Non meno eloquente è l’opera di Nizzoli per il Palio di Ferrara del 1933, che legava la rinascita della corsa alla memoria di Ludovico Ariosto, segnalando come il richiamo a figure e simboli del passato potesse fornire prestigio e legittimazione alla modernità fascista. Similmente, i manifesti di Signorini per il Palio di Legnano del 1935 e per la Sagra del Carroccio del 1936 – con il cambio di denominazione imposto dal regime per riservare l’appellativo esclusivamente alla tradizione senese – testimoniano come anche le denominazioni e le scelte lessicali divenissero terreno di confronto e di controllo politico, rivelando quanto la regia centrale sapesse intervenire su manifestazioni nate nelle periferie per plasmarne il significato.
Dopo la parentesi bellica, la ripresa delle feste storiche negli anni Cinquanta e Sessanta segnalò nuove motivazioni: non più soltanto l’uso politico diretto, ma la valorizzazione turistica ed economica di un patrimonio capace di attrarre flussi e di rivitalizzare comunità anche periferiche. I manifesti di Briganti per il Palio dei balestrieri di Gubbio e quello dedicato al Calendimaggio del 1954 restituiscono il clima di rinascita e di entusiasmo di quegli anni, quando la tradizione medievale si offriva come linguaggio condiviso per celebrare l’identità locale e, insieme, promuovere la città a un pubblico sempre più vasto. Non diversamente, il manifesto della II Mostra della Vita all’Aria Aperta di Genova del 1953 o quello per la Sagra del Carroccio del 1952 documentano la vitalità di feste che in parte segnavano un’auspicata continuità con le tradizioni storiche, in parte erano improntate al divertimento della comunità e all’attrattività in chiave turistica. Anche il manifesto di Alessandrini per i Giochi Olimpici di Roma del 1960, che accostava le rievocazioni storiche italiane ai cinque cerchi olimpici, è testimone di come il patrimonio delle feste fosse ormai percepito come elemento di rappresentazione nazionale, non più soltanto locale, capace di dialogare con un pubblico ampio e internazionale.
La galleria dei manifesti e delle fotografie qui esposti mostra dunque la polifonia di significati che le rievocazioni storiche hanno assunto nel corso del Novecento: da strumenti di legittimazione politica a dispositivi di promozione turistica. In tutti i casi, esse hanno continuato a offrire alle comunità uno spazio simbolico in cui il tempo lineare si spezza, permettendo al passato di tornare a vivere e al presente di specchiarsi in esso.

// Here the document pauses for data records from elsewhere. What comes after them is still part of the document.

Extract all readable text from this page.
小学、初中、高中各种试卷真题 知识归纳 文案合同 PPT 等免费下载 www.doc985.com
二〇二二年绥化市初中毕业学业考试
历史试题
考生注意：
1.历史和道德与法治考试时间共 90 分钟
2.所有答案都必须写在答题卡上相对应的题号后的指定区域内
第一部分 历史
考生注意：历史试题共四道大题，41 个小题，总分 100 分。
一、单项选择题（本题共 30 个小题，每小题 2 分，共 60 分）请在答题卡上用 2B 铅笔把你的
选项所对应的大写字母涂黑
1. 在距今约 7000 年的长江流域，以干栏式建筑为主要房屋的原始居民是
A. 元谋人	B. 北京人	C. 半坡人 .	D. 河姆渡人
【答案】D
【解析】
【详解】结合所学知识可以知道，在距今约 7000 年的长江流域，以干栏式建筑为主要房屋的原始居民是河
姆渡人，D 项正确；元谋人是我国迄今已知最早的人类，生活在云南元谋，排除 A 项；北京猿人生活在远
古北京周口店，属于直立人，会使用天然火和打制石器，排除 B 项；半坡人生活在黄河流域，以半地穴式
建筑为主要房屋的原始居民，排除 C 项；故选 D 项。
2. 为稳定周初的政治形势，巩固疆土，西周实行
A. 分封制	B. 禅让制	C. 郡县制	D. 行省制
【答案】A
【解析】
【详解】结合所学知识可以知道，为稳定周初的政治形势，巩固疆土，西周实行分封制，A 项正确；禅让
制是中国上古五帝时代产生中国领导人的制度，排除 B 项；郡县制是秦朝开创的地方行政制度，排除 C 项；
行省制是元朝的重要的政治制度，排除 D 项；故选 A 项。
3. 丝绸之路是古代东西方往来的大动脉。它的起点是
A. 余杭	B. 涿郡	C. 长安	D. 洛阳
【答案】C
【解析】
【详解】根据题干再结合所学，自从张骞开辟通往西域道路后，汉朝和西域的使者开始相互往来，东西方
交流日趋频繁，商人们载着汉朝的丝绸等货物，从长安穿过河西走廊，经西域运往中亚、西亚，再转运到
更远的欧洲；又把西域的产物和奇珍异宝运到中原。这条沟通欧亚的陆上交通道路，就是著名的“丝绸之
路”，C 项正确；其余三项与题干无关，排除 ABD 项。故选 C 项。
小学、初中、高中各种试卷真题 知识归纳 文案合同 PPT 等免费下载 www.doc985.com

Le opere presenti in questa sala sono dunque ben più che semplici manifesti pubblicitari: sono documenti storici, tracce materiali di una relazione complessa e sempre cangiante tra festa, memoria e società. Esse testimoniano come le rievocazioni abbiano attraversato il secolo breve adattandosi a contesti differenti, senza mai perdere la loro capacità di coinvolgere e generare appartenenza e invitano il visitatore a guardare oltre l’immagine patinata della festa per scorgere la sottesa tensione tra passato e presente, tra tradizione e mondo contemporaneo.